By Alex Brannan.
If one were to just slightly retool Phillip Guzman’s Sleep No More (aka 200 Hours) – eliminate the gore and profanity, shift the characters’ ages, move the time period back a couple decades, and make the least consequential character a canine – the film could easily pass as a Scooby-Doo adaptation. One part psychological mystery, one part supernatural thriller, the plot of Sleep No More is in the same vein as something the Scooby gang would investigate. Except, this clearly wasn’t what Guzman gunned for with his gritty thriller.
For the most part, the ensemble of graduate student characters fits into the archetypes of the animated sleuths. We are introduced to their personalities in a montage of administrative hearings following a freak accident that occurs on their watch during a medical trial. The Velma type, sporting the same wealth of knowledge and styled with the same hair and glasses, is Frannie (Brea Grant). Dale (Stephen Ellis) is the Shaggy, wide-eyed and quick with the comic relief. The headstrong leader (the Fred figure) is Joe (Keli Price). He is willing to complete their medical experiment, at any cost.
Unfortunately for Joe, the university is ready to shut down the trials of their experimental drug, Cogniphan, after an undergraduate subject commits suicide. The grad students only have access to the university lab and equipment for two weeks, when no one will be on site. The only way to complete the experiment now is for the researchers to administer the Cogniphan on themselves. The goal: go 200 hours without sleep in the hopes of reaching a “lucidity point,” beyond which sleep is no longer a human necessity. Facing possible suspension, or worse, the students are desperate. Despite the potential dangers, they move forward with the experiment.
Along the way, there are numerous holes in scientific logic. It’s frustrating to see characters at a high level of academia lack a basic understanding of the experimental method, while Jason Murphy’s script excuses their short-sightedness by rendering them blinded by their end goal. In one scene, characters trade fallacious reasons for why they must continue their experiment, even through their results have been tainted by multiple variables. “[The university] can’t argue with [our findings], no matter how sloppy our method is.” “Imperfect results are better than … nothing.” The commitment to the project is life and death to these characters, but that they admit the flaws without acknowledging the inevitable failure is only humorous. Through this lens, Sleep No More makes for an effective dark comedy. That they don’t seem to hear the words coming out of their mouths yields a dramatic irony that tickles, much more than the smoky supernatural presence terrifies.
This blank-faced apparition is an increasing presence in the action. The more present it is, the less palpable the tension is. Visual effects are the major culprit here. Sometimes the ghost appears as a shimmer, sometimes as an ashen face being cloaked in black clouds of smoke, and in both cases the computer effect does not mesh with the surroundings.
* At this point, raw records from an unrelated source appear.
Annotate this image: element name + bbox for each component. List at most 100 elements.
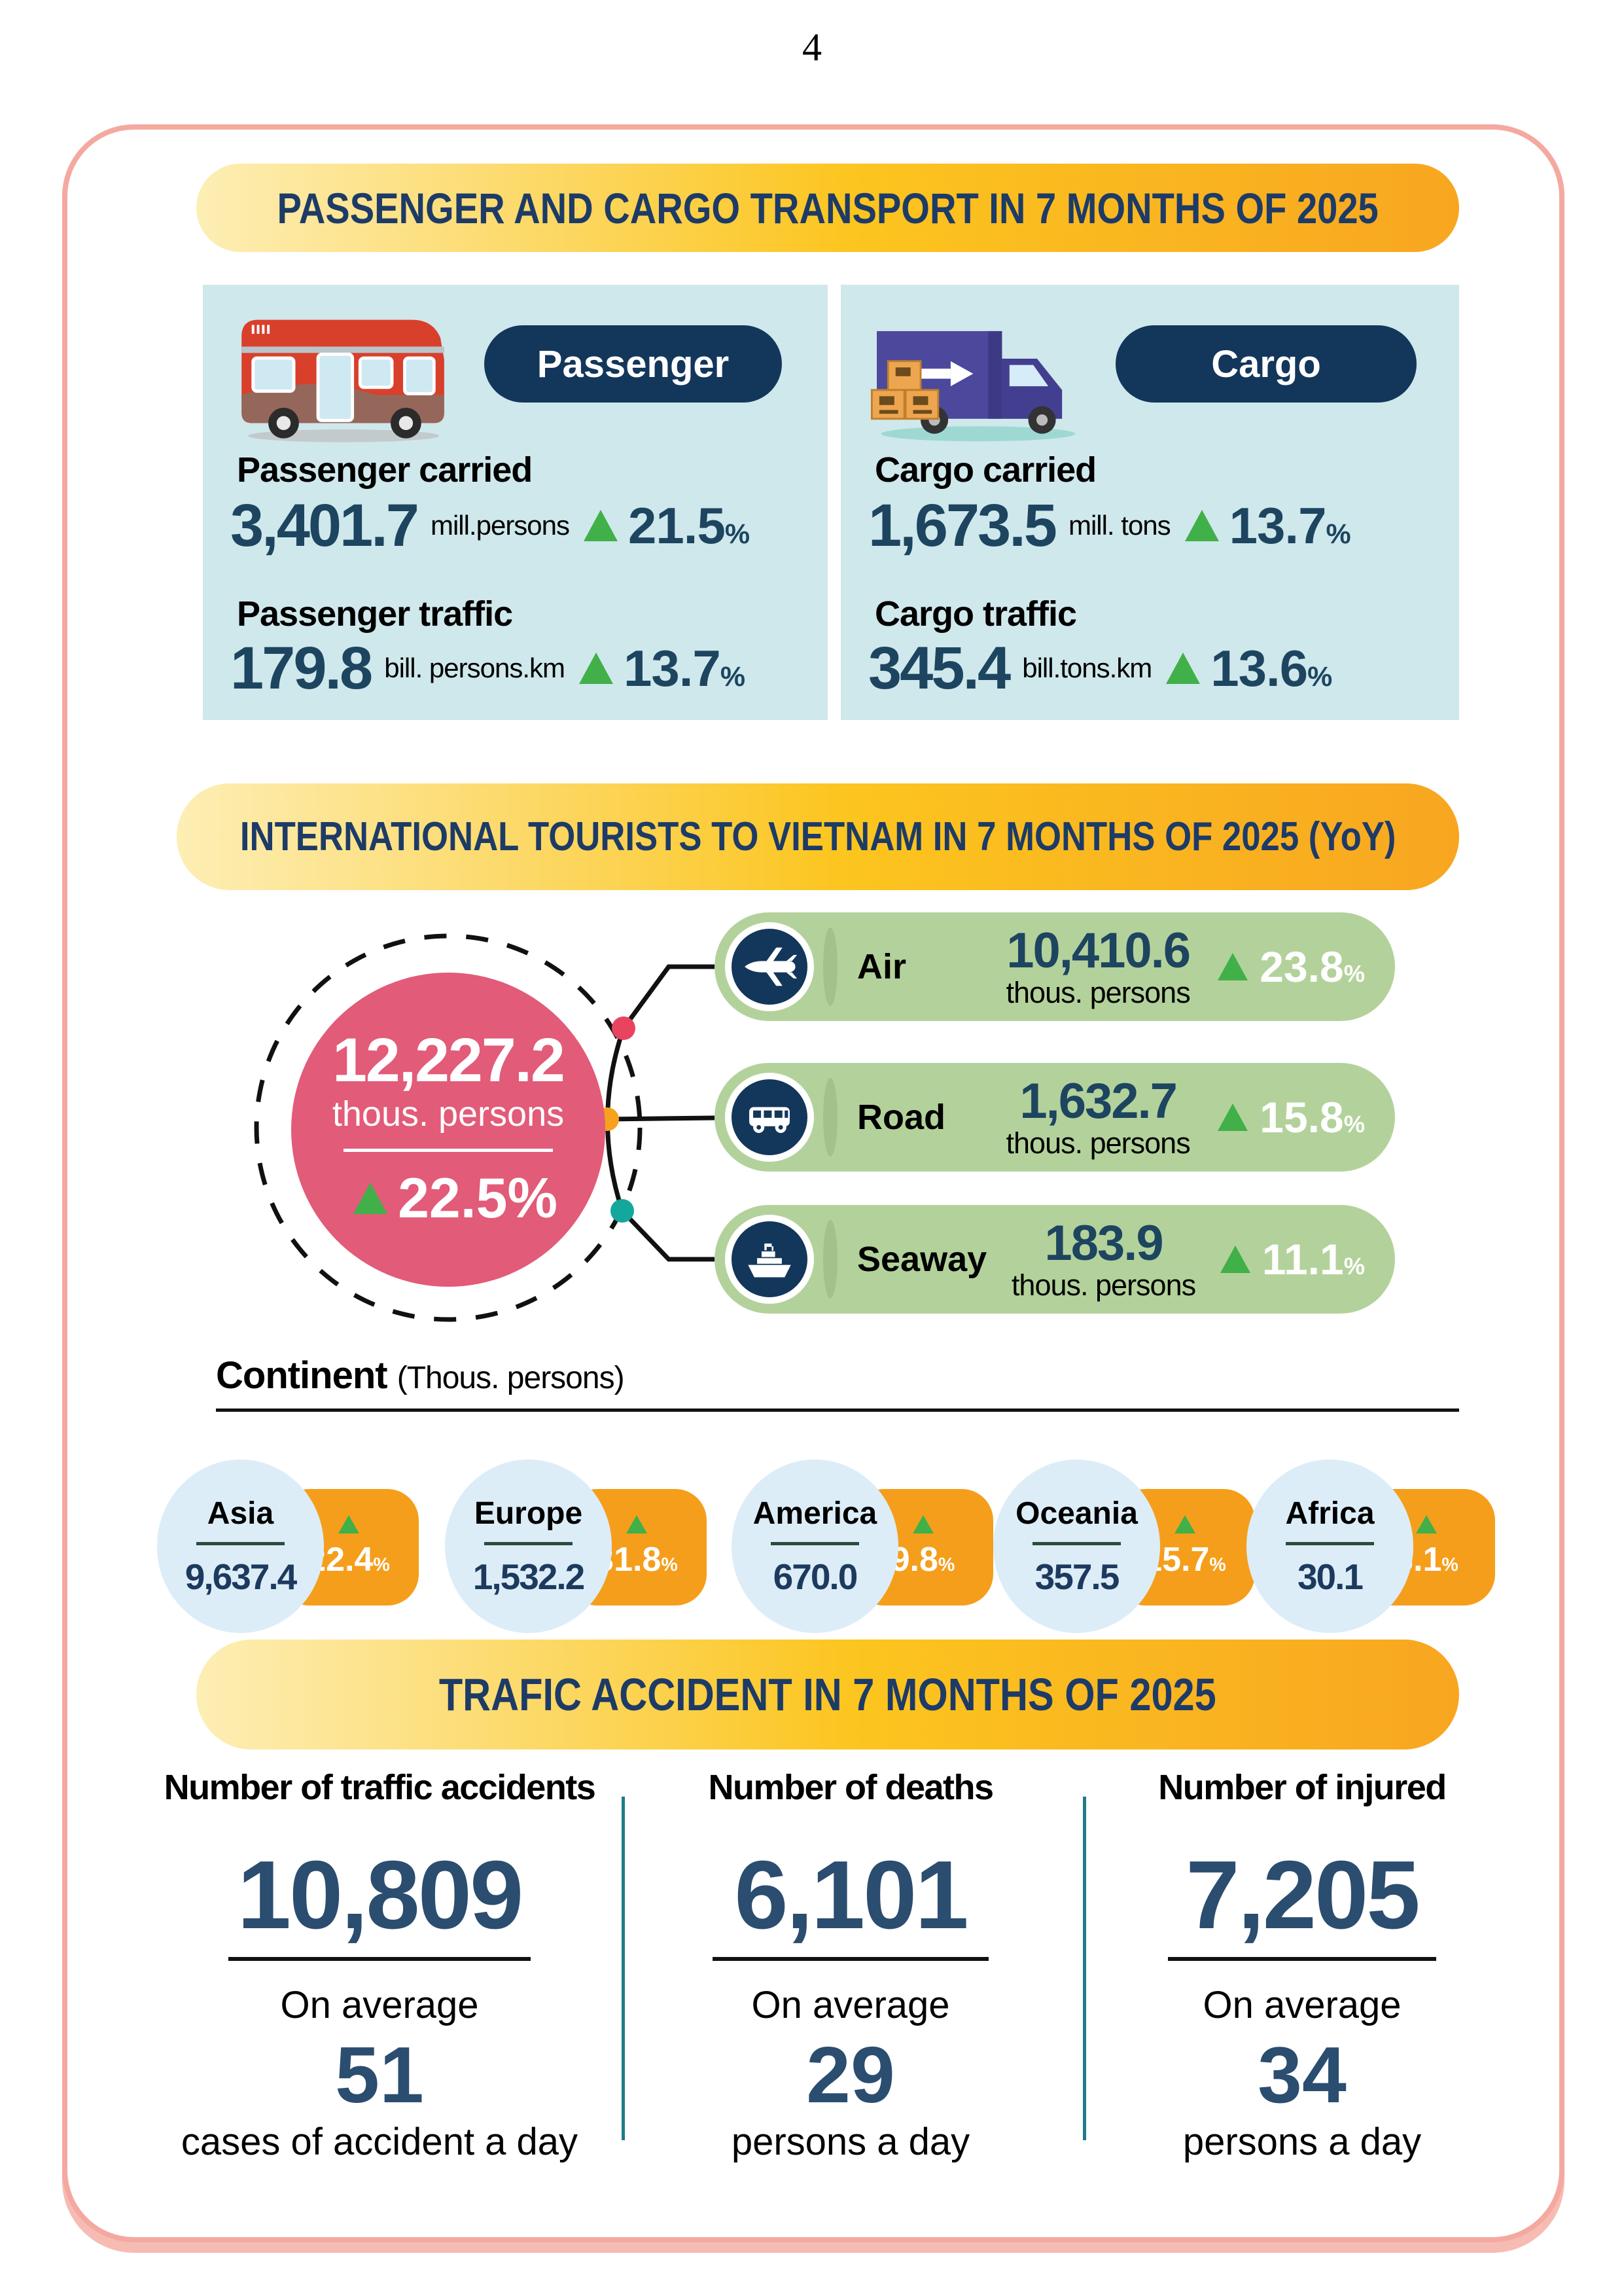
continent-america: 9.8% America 670.0 xyxy=(732,1460,993,1633)
passenger-carried-label: Passenger carried xyxy=(237,450,533,490)
accidents-header: Number of traffic accidents xyxy=(164,1768,596,1807)
accidents-total: 10,809 xyxy=(237,1841,524,1949)
deaths-header: Number of deaths xyxy=(708,1768,994,1807)
seaway-unit: thous. persons xyxy=(1011,1268,1196,1302)
leaf-divider xyxy=(823,1078,838,1157)
continent-asia: 22.4% Asia 9,637.4 xyxy=(157,1460,419,1633)
truck-icon xyxy=(870,331,1076,442)
bus-icon xyxy=(241,319,444,442)
cargo-traffic-value: 345.4 xyxy=(868,635,1011,702)
tourists-title: INTERNATIONAL TOURISTS TO VIETNAM IN 7 M… xyxy=(239,814,1396,859)
total-tourists-value: 12,227.2 xyxy=(332,1026,565,1096)
accidents-per-day: 51 xyxy=(335,2030,424,2119)
passenger-panel: Passenger Passenger carried 3,401.7 mill… xyxy=(203,285,828,720)
divider xyxy=(771,1541,859,1545)
cargo-header-pill: Cargo xyxy=(1116,325,1417,403)
injured-avg-label: On average xyxy=(1203,1984,1402,2026)
continent-heading: Continent (Thous. persons) xyxy=(216,1354,625,1397)
accidents-banner: TRAFIC ACCIDENT IN 7 MONTHS OF 2025 xyxy=(196,1640,1459,1749)
air-pill: Air 10,410.6 thous. persons 23.8% xyxy=(715,912,1395,1021)
seaway-pill: Seaway 183.9 thous. persons 11.1% xyxy=(715,1205,1395,1314)
accidents-caption: cases of accident a day xyxy=(181,2121,578,2163)
america-name: America xyxy=(752,1496,877,1531)
air-pct: 23.8% xyxy=(1260,942,1365,991)
passenger-carried-value: 3,401.7 xyxy=(230,492,419,559)
cargo-carried-pct: 13.7% xyxy=(1229,497,1351,554)
seaway-value: 183.9 xyxy=(1044,1215,1163,1272)
cargo-carried-row: 1,673.5 mill. tons 13.7% xyxy=(868,492,1351,559)
america-value: 670.0 xyxy=(773,1556,858,1597)
cargo-carried-value: 1,673.5 xyxy=(868,492,1057,559)
up-triangle-icon xyxy=(353,1183,388,1215)
cargo-traffic-label: Cargo traffic xyxy=(875,594,1077,634)
asia-value: 9,637.4 xyxy=(185,1556,298,1597)
divider xyxy=(1168,1957,1436,1961)
continent-rule xyxy=(216,1408,1459,1412)
up-triangle-icon xyxy=(626,1515,647,1534)
passenger-traffic-label: Passenger traffic xyxy=(237,594,513,634)
up-triangle-icon xyxy=(1220,1246,1250,1273)
accidents-avg-label: On average xyxy=(280,1984,479,2026)
passenger-traffic-unit: bill. persons.km xyxy=(384,653,565,683)
injured-total: 7,205 xyxy=(1186,1841,1420,1949)
column-divider xyxy=(1083,1797,1086,2140)
up-triangle-icon xyxy=(579,653,613,684)
passenger-traffic-pct: 13.7% xyxy=(624,639,745,697)
europe-bubble: Europe 1,532.2 xyxy=(445,1460,612,1633)
oceania-name: Oceania xyxy=(1015,1496,1138,1531)
road-label: Road xyxy=(857,1098,945,1137)
continent-label: Continent xyxy=(216,1354,388,1397)
oceania-bubble: Oceania 357.5 xyxy=(993,1460,1160,1633)
road-value: 1,632.7 xyxy=(1019,1073,1178,1130)
europe-value: 1,532.2 xyxy=(472,1556,586,1597)
continent-europe: 31.8% Europe 1,532.2 xyxy=(445,1460,707,1633)
seaway-label: Seaway xyxy=(857,1240,987,1279)
deaths-column: Number of deaths 6,101 On average 29 per… xyxy=(641,1767,1060,2164)
up-triangle-icon xyxy=(1218,953,1248,980)
divider xyxy=(196,1541,285,1545)
divider xyxy=(228,1957,531,1961)
up-triangle-icon xyxy=(338,1515,359,1534)
divider xyxy=(712,1957,989,1961)
cargo-carried-unit: mill. tons xyxy=(1068,510,1171,541)
bus-van-icon xyxy=(725,1073,814,1162)
africa-name: Africa xyxy=(1285,1496,1375,1531)
passenger-header-label: Passenger xyxy=(537,342,730,386)
injured-column: Number of injured 7,205 On average 34 pe… xyxy=(1099,1767,1505,2164)
up-triangle-icon xyxy=(912,1515,934,1534)
up-triangle-icon xyxy=(1174,1515,1195,1534)
cargo-carried-label: Cargo carried xyxy=(875,450,1097,490)
leaf-divider xyxy=(823,927,838,1006)
transport-title: PASSENGER AND CARGO TRANSPORT IN 7 MONTH… xyxy=(277,183,1379,232)
asia-name: Asia xyxy=(207,1496,274,1531)
passenger-carried-row: 3,401.7 mill.persons 21.5% xyxy=(230,492,750,559)
total-tourists-circle: 12,227.2 thous. persons 22.5% xyxy=(291,973,605,1287)
deaths-total: 6,101 xyxy=(734,1841,968,1949)
injured-caption: persons a day xyxy=(1182,2121,1422,2163)
africa-value: 30.1 xyxy=(1297,1556,1364,1597)
total-tourists-unit: thous. persons xyxy=(332,1094,565,1134)
page-number: 4 xyxy=(802,26,822,69)
deaths-per-day: 29 xyxy=(806,2030,895,2119)
passenger-traffic-row: 179.8 bill. persons.km 13.7% xyxy=(230,638,745,698)
divider xyxy=(1033,1541,1121,1545)
total-tourists-pct: 22.5% xyxy=(339,1166,557,1231)
passenger-traffic-value: 179.8 xyxy=(230,635,373,702)
continent-oceania: 15.7% Oceania 357.5 xyxy=(993,1460,1255,1633)
continent-unit-note: (Thous. persons) xyxy=(397,1361,625,1395)
divider xyxy=(484,1541,573,1545)
road-pill: Road 1,632.7 thous. persons 15.8% xyxy=(715,1063,1395,1172)
injured-header: Number of injured xyxy=(1158,1768,1447,1807)
road-unit: thous. persons xyxy=(1006,1126,1191,1160)
divider xyxy=(344,1148,553,1152)
europe-name: Europe xyxy=(474,1496,583,1531)
column-divider xyxy=(622,1797,625,2140)
seaway-pct: 11.1% xyxy=(1262,1235,1365,1283)
passenger-carried-unit: mill.persons xyxy=(430,510,570,541)
transport-banner: PASSENGER AND CARGO TRANSPORT IN 7 MONTH… xyxy=(196,164,1459,252)
up-triangle-icon xyxy=(1218,1103,1248,1131)
cargo-traffic-unit: bill.tons.km xyxy=(1022,653,1152,683)
cargo-traffic-pct: 13.6% xyxy=(1210,639,1332,697)
injured-per-day: 34 xyxy=(1258,2030,1347,2119)
up-triangle-icon xyxy=(584,510,618,541)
Because the effect lacks cohesion with the real-world set, the creature does not have a tangible presence when it is in the same frame as one of the characters.
What fares better is the makeup work. In key scenes, the makeup helps depict visceral horrors of the body. This is in stark contrast to the lacking atmospheric tension attempted by the visual effects. While perhaps a step too far – the lacerations and gauges crafted by the makeup department lend themselves more to torture fetishizing than supernatural spookiness – the aesthetic is disturbingly effective.
Sleep No More has an intriguing, if not well-trod, premise. The scientist-experimenting-on-self trope is certainly nothing new. It extends back as far as Strange Case of Dr. Jekyll and Mr. Hyde and has been the conceit of many films with varying success rates. Here, it serves its function of limiting the action to a confined area and illustrating massive hubris in its researcher-subjects. What it fails to do is convince us of the psychological implications of such an experiment. In its denouement, the film attempts a rapid, ill-defined twist that truly falls flat, mainly because the potential psychological fallout from the experimentation is not adequately probed earlier in the film. But even without this final scene, Sleep No More doesn’t provide the cerebral psychological terror or the supernatural scares that it sets out to conjure. As such, it is rather flaccid in the tension department. There may be a kernel of inspiration in the sleepless conceit, but it is never expounded upon in a manner that would make for an exciting experience. The comedy of the characters’ errors is amusing enough to keep one’s attention, but these aren’t teenagers coasting along rural roads at night in a green van. There is no grand unmasking of the ghost to reveal a disgruntled neighborhood ne’er-do-well who would have gotten away with it, too, if it hadn’t been for those meddling grad students. No, these are just people who are bad at their jobs, and ultimately there is little to their downfall that is compelling.